A human filter will only see the 1 message from the 1 site at a time - so the human is limited by the number of messages they can see, and also by the fact that they need to read most/all of the messages that need filtering. You could batch these messages (assuming the blogs/forums all subscribe to the same anti-spam+human-powered service), but if you can batch them then presumably regular statistical techniques could be used for the spam classification.

I don't think the numbers are on the side of the human filter at all!

I'm assuming here that we're talking about really clever spam messages, and that regular spams are being filtered by regular anti-spam techniques. So, I'll stand by my original argument that improvements need to be made to natural language and image processing toolkits to automate the defence against this form of attack :-)


you might be interested in this google talk where he uses human power to the good. I like when he says "captchas are creating jobs in 3rd wolrd countries!"


Solution to the "millions of kids in third world countries solving capcha challenges for pay" problem: If those kids are getting paid, then they have a source of income (oh the humanity!), so sell ad space in the capcha images, to make them want to buy iPods and WOW accounts and wallpaper paste and crap like that. If you've got millions of eyeballs, then of course you can make money off of them!

Sarcasm aside, my point is that the "problem" of paying millions of kids in third world countries to use their OLPCs to solve capcha challenges is the kind of wonderful "problem" you'd only have if you were brilliantly successful at something much more important (getting computers and money to needy kids) than the negative side-effects of the "problem" (blog spam). I'd love to live in a world that has such "problems" as millions of poor kids with computers and jobs.

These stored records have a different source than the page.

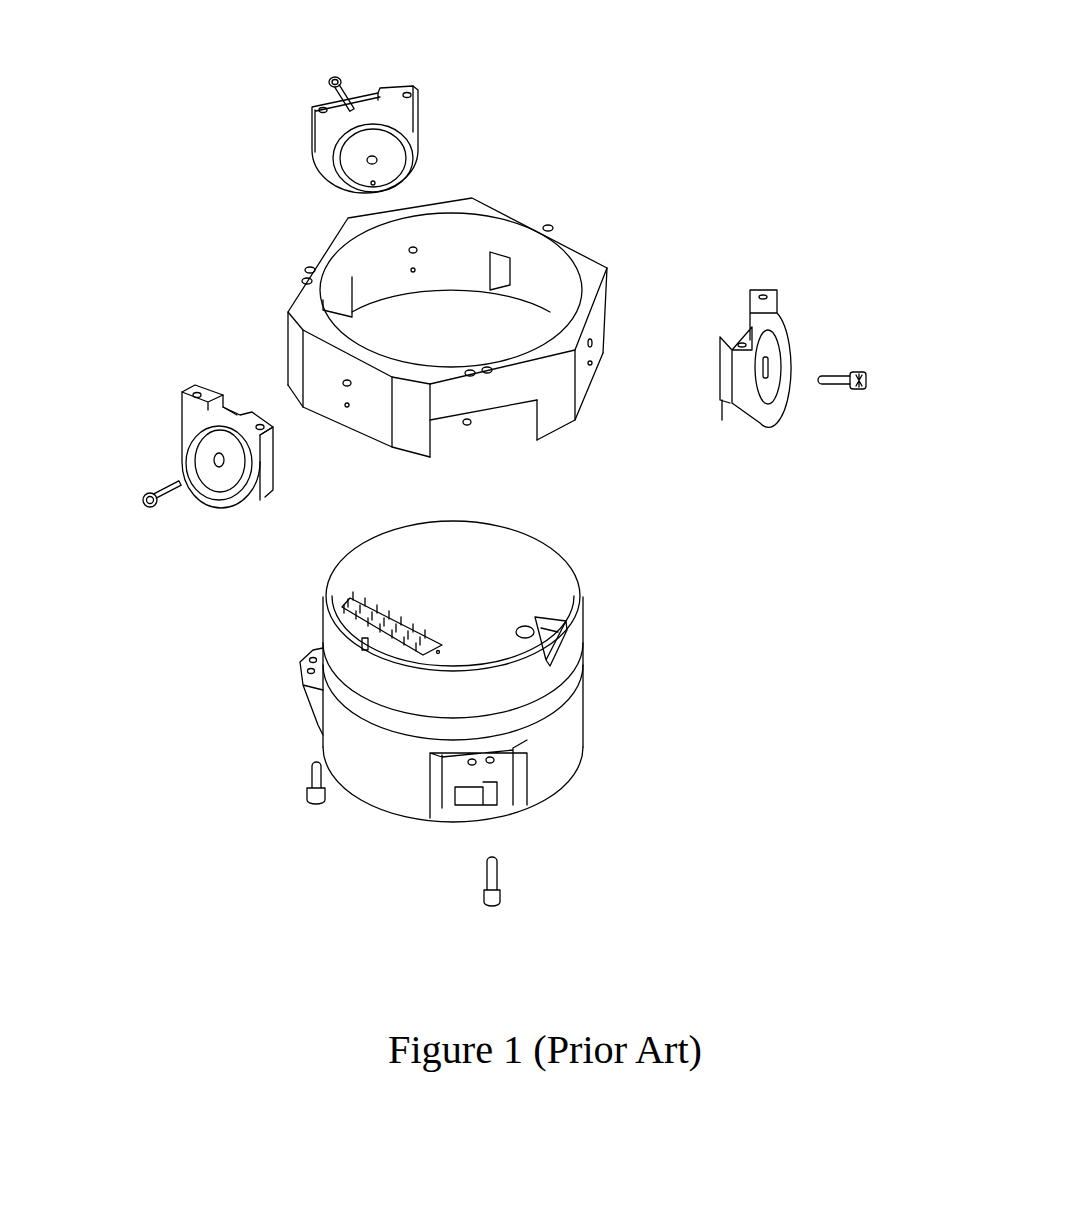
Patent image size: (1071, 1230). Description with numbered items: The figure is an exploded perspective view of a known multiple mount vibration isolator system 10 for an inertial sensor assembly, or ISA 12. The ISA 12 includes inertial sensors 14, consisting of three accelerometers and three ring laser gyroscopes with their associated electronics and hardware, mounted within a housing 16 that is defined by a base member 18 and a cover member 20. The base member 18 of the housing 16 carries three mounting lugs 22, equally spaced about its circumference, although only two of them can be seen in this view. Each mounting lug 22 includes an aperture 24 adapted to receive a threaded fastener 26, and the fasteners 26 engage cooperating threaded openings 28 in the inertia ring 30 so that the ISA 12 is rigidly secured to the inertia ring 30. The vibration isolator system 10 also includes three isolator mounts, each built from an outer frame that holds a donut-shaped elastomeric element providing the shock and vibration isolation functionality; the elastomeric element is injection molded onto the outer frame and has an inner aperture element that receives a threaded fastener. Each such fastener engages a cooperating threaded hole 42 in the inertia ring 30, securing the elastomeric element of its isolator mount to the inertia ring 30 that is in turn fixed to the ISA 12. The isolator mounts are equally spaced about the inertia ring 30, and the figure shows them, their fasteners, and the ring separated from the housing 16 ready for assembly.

The vibration isolator system 10 is at (760, 75).
The ISA 12 is at (612, 535).
The inertial sensors 14 is at (550, 637).
The housing 16 is at (508, 523).
The base member 18 is at (555, 750).
The cover member 20 is at (412, 545).
The mounting lug 22 is at (302, 677).
The aperture 24 is at (313, 658).
The threaded fastener 26 is at (307, 798).
The threaded opening 28 is at (308, 268).
The inertia ring 30 is at (498, 207).
The threaded hole 42 is at (416, 253).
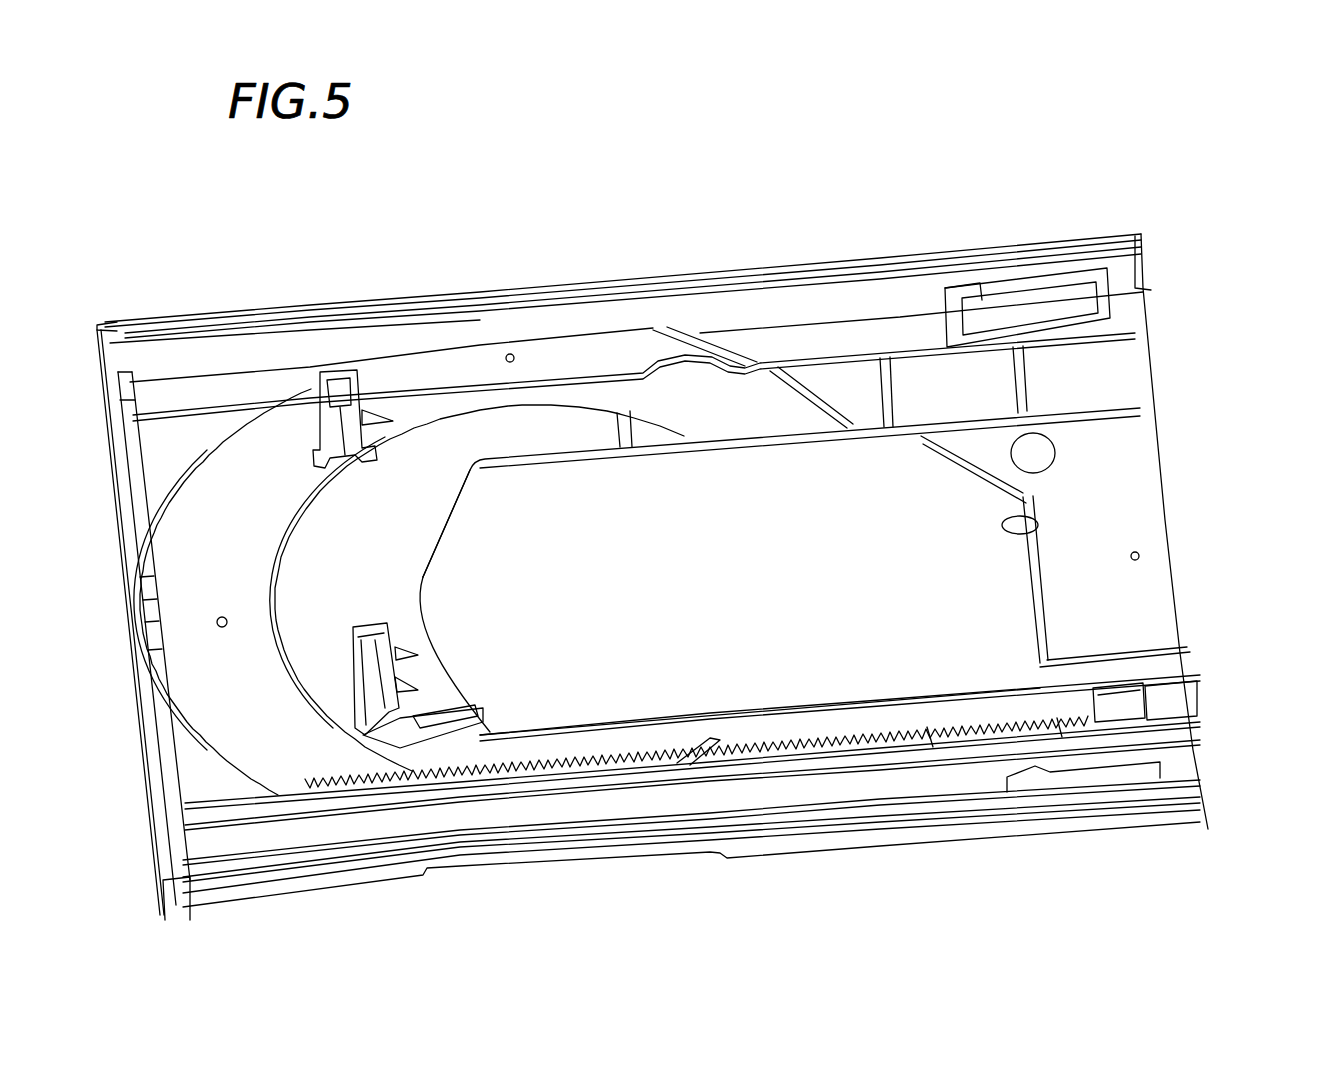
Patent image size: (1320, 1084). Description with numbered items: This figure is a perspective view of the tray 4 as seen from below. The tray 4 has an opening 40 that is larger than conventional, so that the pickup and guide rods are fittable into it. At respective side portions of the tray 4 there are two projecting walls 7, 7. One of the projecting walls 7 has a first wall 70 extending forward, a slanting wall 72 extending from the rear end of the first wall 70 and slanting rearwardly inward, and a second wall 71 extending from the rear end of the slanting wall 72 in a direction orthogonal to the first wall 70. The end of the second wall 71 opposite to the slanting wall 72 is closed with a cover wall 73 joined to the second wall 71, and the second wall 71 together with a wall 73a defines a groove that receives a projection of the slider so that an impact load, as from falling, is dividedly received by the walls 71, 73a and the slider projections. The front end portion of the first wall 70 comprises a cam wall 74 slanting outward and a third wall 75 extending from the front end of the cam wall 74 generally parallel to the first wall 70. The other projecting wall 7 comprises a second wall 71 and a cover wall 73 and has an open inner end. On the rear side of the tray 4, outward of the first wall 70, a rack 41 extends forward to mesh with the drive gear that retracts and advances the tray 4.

The tray 4 is at (1133, 368).
The opening 40 is at (1005, 526).
The rack 41 is at (1090, 725).
The projecting wall 7 is at (477, 205).
The first wall 70 is at (640, 720).
The second wall 71 is at (353, 398).
The slanting wall 72 is at (392, 722).
The cover wall 73 is at (360, 380).
The wall 73a is at (415, 652).
The cam wall 74 is at (1130, 690).
The third wall 75 is at (1162, 705).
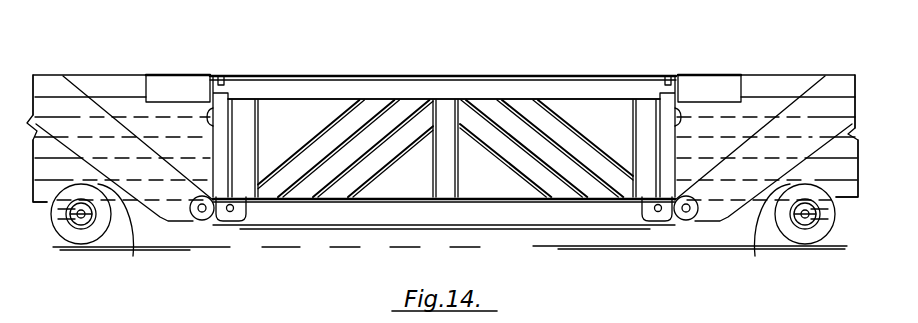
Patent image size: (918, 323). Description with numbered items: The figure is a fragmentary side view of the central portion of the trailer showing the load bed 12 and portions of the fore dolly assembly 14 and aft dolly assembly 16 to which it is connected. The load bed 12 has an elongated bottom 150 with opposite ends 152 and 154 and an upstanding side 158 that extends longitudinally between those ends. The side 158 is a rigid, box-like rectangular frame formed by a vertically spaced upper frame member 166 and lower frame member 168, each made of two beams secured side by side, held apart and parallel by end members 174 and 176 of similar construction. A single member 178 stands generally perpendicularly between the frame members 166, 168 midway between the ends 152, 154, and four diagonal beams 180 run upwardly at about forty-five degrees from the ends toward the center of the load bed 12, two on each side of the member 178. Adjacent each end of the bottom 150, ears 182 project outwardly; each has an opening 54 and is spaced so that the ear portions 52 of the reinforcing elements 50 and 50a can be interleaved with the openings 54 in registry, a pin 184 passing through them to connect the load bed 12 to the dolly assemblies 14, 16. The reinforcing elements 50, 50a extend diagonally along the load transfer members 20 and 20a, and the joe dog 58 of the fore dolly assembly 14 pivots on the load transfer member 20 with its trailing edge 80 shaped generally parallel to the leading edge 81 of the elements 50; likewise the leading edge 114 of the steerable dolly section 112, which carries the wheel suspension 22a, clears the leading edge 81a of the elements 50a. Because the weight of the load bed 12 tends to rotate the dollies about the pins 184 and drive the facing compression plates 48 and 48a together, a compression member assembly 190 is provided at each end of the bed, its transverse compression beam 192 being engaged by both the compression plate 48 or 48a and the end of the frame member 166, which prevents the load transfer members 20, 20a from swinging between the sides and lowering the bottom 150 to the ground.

The load bed 12 is at (453, 163).
The fore dolly assembly 14 is at (46, 195).
The aft dolly assembly 16 is at (845, 196).
The load transfer member 20 is at (82, 74).
The load transfer member 20a is at (751, 75).
The wheel suspension 22a is at (818, 253).
The compression plate 48 is at (211, 114).
The compression plate 48a is at (678, 112).
The reinforcing element 50 is at (84, 110).
The reinforcing element 50a is at (817, 102).
The ear portion 52 is at (210, 222).
The opening 54 is at (201, 213).
The joe dog 58 is at (92, 197).
The trailing edge 80 is at (50, 140).
The leading edge 81 is at (134, 256).
The leading edge 81a is at (756, 256).
The steerable dolly section 112 is at (830, 198).
The leading edge 114 is at (832, 140).
The bottom 150 is at (427, 232).
The end 152 is at (251, 212).
The end 154 is at (668, 206).
The side 158 is at (565, 77).
The frame member 166 is at (328, 88).
The frame member 168 is at (400, 215).
The end member 174 is at (246, 160).
The end member 176 is at (644, 150).
The single member 178 is at (449, 170).
The diagonal beam 180 is at (352, 152).
The ear 182 is at (250, 212).
The pin 184 is at (204, 218).
The compression member assembly 190 is at (170, 79).
The compression beam 192 is at (220, 78).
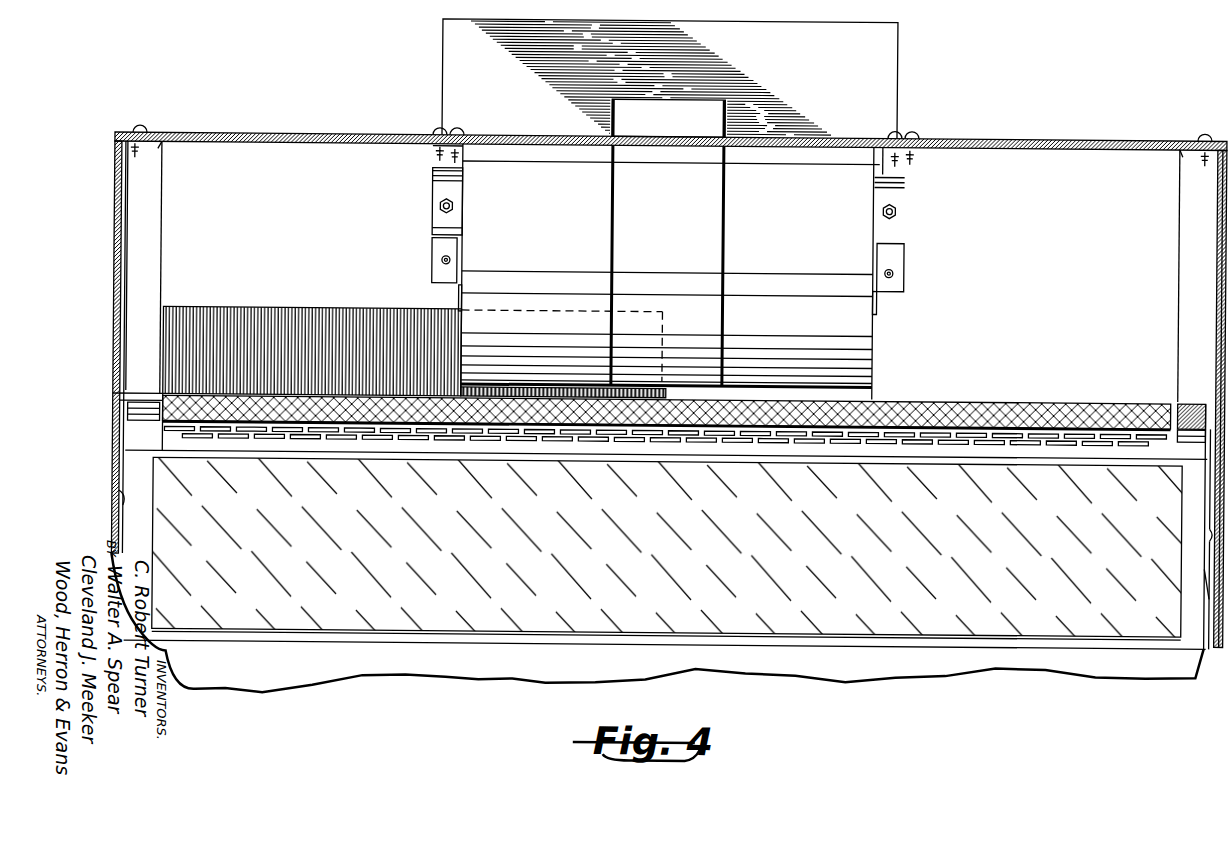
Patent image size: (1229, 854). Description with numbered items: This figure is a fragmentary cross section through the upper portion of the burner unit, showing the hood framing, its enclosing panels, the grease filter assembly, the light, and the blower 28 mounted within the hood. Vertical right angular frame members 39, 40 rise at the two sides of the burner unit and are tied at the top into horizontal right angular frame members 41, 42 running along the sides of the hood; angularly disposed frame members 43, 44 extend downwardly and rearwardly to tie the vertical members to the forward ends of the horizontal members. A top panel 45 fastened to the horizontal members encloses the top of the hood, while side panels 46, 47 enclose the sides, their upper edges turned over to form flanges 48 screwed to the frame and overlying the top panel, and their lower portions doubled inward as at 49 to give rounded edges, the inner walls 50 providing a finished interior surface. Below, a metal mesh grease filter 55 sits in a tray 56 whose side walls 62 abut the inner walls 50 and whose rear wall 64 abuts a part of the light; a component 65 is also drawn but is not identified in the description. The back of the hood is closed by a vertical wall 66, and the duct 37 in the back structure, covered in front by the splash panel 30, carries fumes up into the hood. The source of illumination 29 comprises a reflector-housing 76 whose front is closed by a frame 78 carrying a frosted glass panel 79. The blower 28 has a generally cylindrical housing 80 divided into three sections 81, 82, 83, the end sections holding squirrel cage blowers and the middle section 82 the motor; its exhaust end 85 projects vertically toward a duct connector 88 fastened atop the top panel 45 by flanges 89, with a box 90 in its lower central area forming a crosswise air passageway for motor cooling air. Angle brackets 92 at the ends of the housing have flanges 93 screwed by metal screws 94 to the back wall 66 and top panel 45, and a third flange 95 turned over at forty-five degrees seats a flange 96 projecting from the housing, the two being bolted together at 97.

The blower 28 is at (880, 333).
The source of illumination 29 is at (668, 549).
The splash panel 30 is at (657, 626).
The duct 37 is at (300, 312).
The vertical right angular frame member 39 is at (160, 232).
The vertical right angular frame member 40 is at (1182, 310).
The horizontal right angular frame member 41 is at (157, 146).
The horizontal right angular frame member 42 is at (1181, 148).
The angularly disposed right angular frame member 43 is at (115, 358).
The angularly disposed right angular frame member 44 is at (1206, 395).
The top panel 45 is at (356, 132).
The side panel 46 is at (113, 444).
The side panel 47 is at (1212, 468).
The flange 48 is at (144, 131).
The doubled-over lower portion 49 is at (1212, 585).
The inner wall 50 is at (124, 498).
The metal mesh grease filter 55 is at (932, 400).
The tray 56 is at (935, 445).
The side wall of tray 62 is at (142, 422).
The rear wall of tray 64 is at (515, 452).
The gasket strip 65 is at (702, 440).
The vertical wall 66 is at (693, 242).
The reflector-housing 76 is at (452, 673).
The frame 78 is at (640, 452).
The frosted glass panel 79 is at (588, 520).
The housing 80 is at (775, 189).
The section 81 is at (537, 218).
The middle section 82 is at (670, 230).
The section 83 is at (792, 232).
The exhaust end 85 is at (582, 158).
The duct connector 88 is at (896, 60).
The flange 89 is at (428, 130).
The box 90 is at (700, 93).
The angle bracket 92 is at (460, 295).
The flange 93 is at (440, 253).
The metal screw 94 is at (443, 258).
The third flange 95 is at (433, 172).
The flange 96 is at (462, 185).
The bolt 97 is at (441, 205).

Why not just pay some OLPC-enabled kids to delete your spam? Or put them to work on the other side of the problem: detecting legitimate human users?

It really seems out of proportion to complain that enabling kids with computers will increase your blog spam. Does the author of this article have some kind of anti-OLPC agenda, or is he in the employ of some organization with an anti-education agenda, like the Republican Party or Catholic Church?


How about we just turn the comment features off? Nice simple solution. Email spam is more tricky.

Come on, what's next ? Armies of OLPC-equipped kids making human DOS attacks and ssh bruteforce all over the world ?

If we turned off the comment feature, we couldn't have this very conversation on OLPC News. Open and public reader feedback and input is a key feature of Web 2.0

You might want to re-read the post. I do suggest that OLPC-equipped kids would be a great blog spam filter.

And I agree, may we all be so lucky have such "success problems" in our work. It just good to think about what those problems might be to mitigate their impact.

There is already too much spam in the world. More computers will just mean more spam. How many more Nigerian emails do you want?

Captchas are simply pointless now because there already are captcha solving shops in China. Having more of them in Africa will not change a damn thing.